Challenge	Impact Risk	Resolution / Lesson
Debated “one magic dyslexia font” myth	Could mislead design & limit personalization	Implemented adjustable parameter set (font, spacing, tint) + data-driven recommendations.
OCR variability (lighting, perspective, hyphenation)	Fragmented text → poor summaries & timing	Added homography correction, artifact cleanup, confidence gating, and line reconstruction.
Latency (OCR + LLM) in a single flow	User drop-off during “processing”	Parallelized preprocessing; showed progressive status; cached previous layout & settings.
Avoiding hallucinated simplifications	Inaccurate assistance undermines trust	Adopted RAG grounding + entity/number diff check + low-temperature prompts.
Balancing speed vs comprehension	Risk of optimizing for speed alone	Coupled WCPM logging with a post-read comprehension quiz; bandit discards high-speed / low-comprehension arms.

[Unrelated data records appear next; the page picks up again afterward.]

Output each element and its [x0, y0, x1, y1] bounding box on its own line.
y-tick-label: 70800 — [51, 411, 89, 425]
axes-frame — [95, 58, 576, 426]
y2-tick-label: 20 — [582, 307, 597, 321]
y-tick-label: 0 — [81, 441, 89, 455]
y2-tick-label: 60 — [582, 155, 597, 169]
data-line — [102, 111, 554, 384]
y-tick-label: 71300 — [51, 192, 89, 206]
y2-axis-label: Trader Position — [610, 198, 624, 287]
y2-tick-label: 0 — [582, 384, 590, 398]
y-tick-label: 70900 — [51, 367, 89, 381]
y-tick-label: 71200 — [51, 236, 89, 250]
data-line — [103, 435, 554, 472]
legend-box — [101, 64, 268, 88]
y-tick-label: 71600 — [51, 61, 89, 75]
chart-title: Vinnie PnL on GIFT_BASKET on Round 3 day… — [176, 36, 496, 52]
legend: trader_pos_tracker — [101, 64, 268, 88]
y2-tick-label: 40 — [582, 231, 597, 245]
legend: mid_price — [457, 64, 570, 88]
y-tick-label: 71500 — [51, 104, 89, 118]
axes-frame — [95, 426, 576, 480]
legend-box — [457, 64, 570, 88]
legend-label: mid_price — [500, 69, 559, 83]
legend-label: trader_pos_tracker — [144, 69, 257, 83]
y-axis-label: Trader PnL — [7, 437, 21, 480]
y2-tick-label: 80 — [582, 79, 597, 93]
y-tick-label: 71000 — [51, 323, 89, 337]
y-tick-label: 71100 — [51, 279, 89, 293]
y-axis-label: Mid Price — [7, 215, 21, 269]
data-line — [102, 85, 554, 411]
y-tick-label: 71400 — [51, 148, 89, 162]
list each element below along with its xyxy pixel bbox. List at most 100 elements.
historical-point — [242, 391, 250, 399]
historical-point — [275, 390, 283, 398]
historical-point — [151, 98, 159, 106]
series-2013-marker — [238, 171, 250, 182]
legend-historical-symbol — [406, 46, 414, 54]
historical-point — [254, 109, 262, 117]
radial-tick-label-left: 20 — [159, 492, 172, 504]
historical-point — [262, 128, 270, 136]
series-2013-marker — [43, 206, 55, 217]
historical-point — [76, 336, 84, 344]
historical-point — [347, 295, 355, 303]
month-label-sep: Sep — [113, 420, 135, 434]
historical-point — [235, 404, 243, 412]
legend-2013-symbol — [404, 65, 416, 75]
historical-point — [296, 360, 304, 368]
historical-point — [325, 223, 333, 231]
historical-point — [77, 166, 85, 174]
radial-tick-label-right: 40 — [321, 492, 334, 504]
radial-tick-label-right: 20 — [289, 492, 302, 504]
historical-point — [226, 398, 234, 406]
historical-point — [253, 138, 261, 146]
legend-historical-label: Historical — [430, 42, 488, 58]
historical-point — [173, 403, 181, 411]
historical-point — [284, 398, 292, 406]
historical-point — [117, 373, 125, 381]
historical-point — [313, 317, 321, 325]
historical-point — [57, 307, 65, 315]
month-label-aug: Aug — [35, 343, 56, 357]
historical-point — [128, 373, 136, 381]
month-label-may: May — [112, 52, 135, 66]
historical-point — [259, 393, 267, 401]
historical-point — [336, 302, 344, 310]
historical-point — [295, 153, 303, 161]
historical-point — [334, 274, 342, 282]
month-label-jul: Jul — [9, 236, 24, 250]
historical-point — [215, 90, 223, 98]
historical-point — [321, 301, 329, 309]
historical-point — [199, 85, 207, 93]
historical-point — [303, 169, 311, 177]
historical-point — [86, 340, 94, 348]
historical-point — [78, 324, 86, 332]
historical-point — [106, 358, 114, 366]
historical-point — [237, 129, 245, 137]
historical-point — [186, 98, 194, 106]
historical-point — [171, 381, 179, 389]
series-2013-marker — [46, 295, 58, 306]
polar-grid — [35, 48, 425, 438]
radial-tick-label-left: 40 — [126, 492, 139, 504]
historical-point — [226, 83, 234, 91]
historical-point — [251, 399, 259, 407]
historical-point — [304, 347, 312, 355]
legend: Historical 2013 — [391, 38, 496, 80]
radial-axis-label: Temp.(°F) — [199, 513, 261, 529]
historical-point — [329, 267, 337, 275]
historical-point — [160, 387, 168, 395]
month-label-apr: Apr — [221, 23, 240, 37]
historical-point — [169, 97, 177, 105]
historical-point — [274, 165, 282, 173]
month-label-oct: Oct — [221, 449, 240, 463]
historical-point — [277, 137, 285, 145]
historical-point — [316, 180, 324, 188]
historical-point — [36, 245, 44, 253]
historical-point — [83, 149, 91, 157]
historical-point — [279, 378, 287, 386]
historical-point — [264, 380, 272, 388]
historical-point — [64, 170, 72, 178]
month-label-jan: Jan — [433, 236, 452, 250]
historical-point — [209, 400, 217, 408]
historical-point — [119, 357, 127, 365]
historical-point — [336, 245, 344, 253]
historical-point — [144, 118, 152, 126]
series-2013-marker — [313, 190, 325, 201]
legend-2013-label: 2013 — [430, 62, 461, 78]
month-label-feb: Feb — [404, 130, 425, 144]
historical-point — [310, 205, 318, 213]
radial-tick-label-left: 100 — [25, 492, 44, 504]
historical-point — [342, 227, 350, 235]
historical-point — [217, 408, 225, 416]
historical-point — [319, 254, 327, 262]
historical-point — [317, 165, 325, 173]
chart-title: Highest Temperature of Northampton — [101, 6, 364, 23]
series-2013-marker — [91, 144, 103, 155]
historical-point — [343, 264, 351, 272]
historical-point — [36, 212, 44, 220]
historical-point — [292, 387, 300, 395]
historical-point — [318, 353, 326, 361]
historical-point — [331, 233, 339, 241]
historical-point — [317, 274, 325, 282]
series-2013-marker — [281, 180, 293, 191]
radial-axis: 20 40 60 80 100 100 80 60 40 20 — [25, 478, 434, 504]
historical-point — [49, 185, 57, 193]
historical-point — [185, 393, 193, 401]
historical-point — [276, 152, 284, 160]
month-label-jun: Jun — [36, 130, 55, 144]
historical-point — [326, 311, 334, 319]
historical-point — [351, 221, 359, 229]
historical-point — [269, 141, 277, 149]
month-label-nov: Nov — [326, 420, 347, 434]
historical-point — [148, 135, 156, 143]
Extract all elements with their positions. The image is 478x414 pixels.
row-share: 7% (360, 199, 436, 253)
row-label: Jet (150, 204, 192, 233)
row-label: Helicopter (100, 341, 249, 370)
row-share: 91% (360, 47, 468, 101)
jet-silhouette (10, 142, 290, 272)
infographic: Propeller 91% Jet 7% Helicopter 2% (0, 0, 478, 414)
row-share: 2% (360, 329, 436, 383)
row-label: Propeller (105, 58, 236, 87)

Feature Creep (continuous AR tracking, gaze metrics)	Diluted polish within 1-week window	Enforced MVP: static snapshot AR first; backlog future enhancements.
Highlight Accessibility (color dependence)	Excluding color-blind or contrast-sensitive users	Dual signals (color + underline/bold); optional phoneme coloring toggle.
Cost & Offline Concerns	Reliance on cloud APIs for core flows	Designed modular abstraction to later swap in on-device OCR / distilled summarizer models.